I’ve always felt almost guilty that I’m not as much a lover of reading Charles Spurgeon as many others are. I have always found him a bit too wordy, laboring over being almost poetic in his sentence structure. But God will forgive me for my lack of taste. There is one quote, however, that I have cherished for years. Though it’s only recently that I’ve been almost stunned by its relevance.
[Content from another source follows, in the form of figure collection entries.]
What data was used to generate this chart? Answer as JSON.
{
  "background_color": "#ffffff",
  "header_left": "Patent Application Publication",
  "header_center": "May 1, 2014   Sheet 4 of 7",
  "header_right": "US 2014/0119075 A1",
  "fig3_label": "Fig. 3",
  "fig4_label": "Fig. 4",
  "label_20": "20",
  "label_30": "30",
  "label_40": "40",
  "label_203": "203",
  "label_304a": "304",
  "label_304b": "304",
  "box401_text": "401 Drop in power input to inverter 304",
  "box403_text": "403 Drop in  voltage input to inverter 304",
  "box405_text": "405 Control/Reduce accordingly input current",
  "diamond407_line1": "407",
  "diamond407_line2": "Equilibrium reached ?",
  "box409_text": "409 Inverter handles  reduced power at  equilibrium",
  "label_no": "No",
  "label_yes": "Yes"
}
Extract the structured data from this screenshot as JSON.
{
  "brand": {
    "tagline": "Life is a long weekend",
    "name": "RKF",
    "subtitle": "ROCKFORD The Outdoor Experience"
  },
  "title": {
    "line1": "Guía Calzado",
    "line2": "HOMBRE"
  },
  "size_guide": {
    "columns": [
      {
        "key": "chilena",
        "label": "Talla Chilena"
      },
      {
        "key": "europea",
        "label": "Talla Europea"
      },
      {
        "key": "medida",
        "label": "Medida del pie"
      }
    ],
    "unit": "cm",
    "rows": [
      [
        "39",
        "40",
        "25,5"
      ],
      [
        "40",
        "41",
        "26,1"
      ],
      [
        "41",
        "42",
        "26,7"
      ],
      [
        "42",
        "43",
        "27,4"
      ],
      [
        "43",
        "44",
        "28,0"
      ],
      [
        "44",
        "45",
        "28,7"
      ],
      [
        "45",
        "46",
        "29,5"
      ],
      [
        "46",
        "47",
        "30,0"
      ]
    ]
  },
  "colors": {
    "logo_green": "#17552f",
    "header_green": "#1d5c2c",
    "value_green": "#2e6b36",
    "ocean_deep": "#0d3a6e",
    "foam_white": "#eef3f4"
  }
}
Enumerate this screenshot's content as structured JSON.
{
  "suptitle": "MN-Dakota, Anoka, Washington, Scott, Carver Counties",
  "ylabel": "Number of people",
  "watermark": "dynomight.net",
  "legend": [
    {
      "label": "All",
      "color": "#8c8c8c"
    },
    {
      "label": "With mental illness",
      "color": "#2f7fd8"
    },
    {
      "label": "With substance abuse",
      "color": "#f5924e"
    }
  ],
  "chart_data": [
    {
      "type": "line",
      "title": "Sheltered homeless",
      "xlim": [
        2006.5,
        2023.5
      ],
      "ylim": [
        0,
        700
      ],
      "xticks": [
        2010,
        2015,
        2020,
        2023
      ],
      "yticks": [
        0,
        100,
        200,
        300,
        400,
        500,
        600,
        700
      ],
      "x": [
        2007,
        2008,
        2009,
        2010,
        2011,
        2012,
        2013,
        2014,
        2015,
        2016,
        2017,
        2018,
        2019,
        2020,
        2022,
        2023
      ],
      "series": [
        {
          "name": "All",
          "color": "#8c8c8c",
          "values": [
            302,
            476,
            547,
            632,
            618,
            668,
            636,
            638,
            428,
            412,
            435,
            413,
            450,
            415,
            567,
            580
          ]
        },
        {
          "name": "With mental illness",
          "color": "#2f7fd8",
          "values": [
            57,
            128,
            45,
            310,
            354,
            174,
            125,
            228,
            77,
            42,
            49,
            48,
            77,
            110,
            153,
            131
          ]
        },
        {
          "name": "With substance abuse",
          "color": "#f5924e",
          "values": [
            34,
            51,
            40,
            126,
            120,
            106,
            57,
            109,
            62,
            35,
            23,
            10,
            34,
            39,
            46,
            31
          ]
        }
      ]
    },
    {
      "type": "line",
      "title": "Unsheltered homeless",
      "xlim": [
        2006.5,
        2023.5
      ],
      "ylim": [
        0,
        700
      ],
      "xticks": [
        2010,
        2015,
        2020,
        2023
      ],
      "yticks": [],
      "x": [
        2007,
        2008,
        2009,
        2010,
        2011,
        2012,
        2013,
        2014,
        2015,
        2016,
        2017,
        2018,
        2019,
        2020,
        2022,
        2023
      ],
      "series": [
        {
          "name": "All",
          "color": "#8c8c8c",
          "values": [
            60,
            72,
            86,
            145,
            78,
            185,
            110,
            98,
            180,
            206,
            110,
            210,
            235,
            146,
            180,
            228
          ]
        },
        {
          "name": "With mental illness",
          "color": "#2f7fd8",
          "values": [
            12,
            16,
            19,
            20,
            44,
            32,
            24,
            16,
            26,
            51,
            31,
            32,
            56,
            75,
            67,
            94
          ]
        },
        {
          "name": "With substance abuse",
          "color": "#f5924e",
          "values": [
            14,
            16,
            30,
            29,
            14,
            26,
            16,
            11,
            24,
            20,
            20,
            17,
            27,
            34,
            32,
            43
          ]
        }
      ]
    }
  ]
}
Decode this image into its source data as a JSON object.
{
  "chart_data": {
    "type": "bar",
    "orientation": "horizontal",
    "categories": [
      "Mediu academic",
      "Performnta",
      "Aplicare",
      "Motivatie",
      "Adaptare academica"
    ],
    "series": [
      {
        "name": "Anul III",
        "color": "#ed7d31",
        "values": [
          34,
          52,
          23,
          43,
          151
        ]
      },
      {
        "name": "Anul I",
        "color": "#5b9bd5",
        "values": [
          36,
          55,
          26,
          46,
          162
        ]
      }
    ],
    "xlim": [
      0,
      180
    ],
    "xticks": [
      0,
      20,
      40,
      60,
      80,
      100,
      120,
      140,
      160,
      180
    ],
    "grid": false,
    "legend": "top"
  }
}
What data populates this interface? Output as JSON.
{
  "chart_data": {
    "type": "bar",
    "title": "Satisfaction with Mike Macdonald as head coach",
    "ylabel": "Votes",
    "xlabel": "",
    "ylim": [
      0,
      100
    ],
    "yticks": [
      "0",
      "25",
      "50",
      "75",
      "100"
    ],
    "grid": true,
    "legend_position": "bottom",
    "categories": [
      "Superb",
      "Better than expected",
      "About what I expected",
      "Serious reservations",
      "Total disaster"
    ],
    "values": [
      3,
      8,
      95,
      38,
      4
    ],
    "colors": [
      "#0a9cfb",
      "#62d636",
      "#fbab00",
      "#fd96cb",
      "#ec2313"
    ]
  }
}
Listen to what he said one Sunday night, in 1888, to his congregation in London: “Of late, I have heard things that I never dreamed of before, alleged even by professedly Christian ministers against the fundamental doctrines of God’s Word - and some have even dared to say that the substitution of Christ, His suffering in our stead, is not just. Then they have added that God forgives sin without any atonement whatever....Depend on this, whatever modern philosophy may say, ‘Without the shedding of blood there is no remission of sin,’ that is to say, without an atonement and an atonement consisting of the giving up of a life of infinite value, there is no passing by human transgression.”
In future weeks we’re going to unpack line by line, text by text, argument by argument, objection by objection, why Spurgeon was right. It’s going to be a season for our whole church to re-learn why we stay close to the triune God only as we thoughtfully and passionately glory in the cross where the Lamb of God bore both divine wrath and human sin in His own body to bring me eternal life.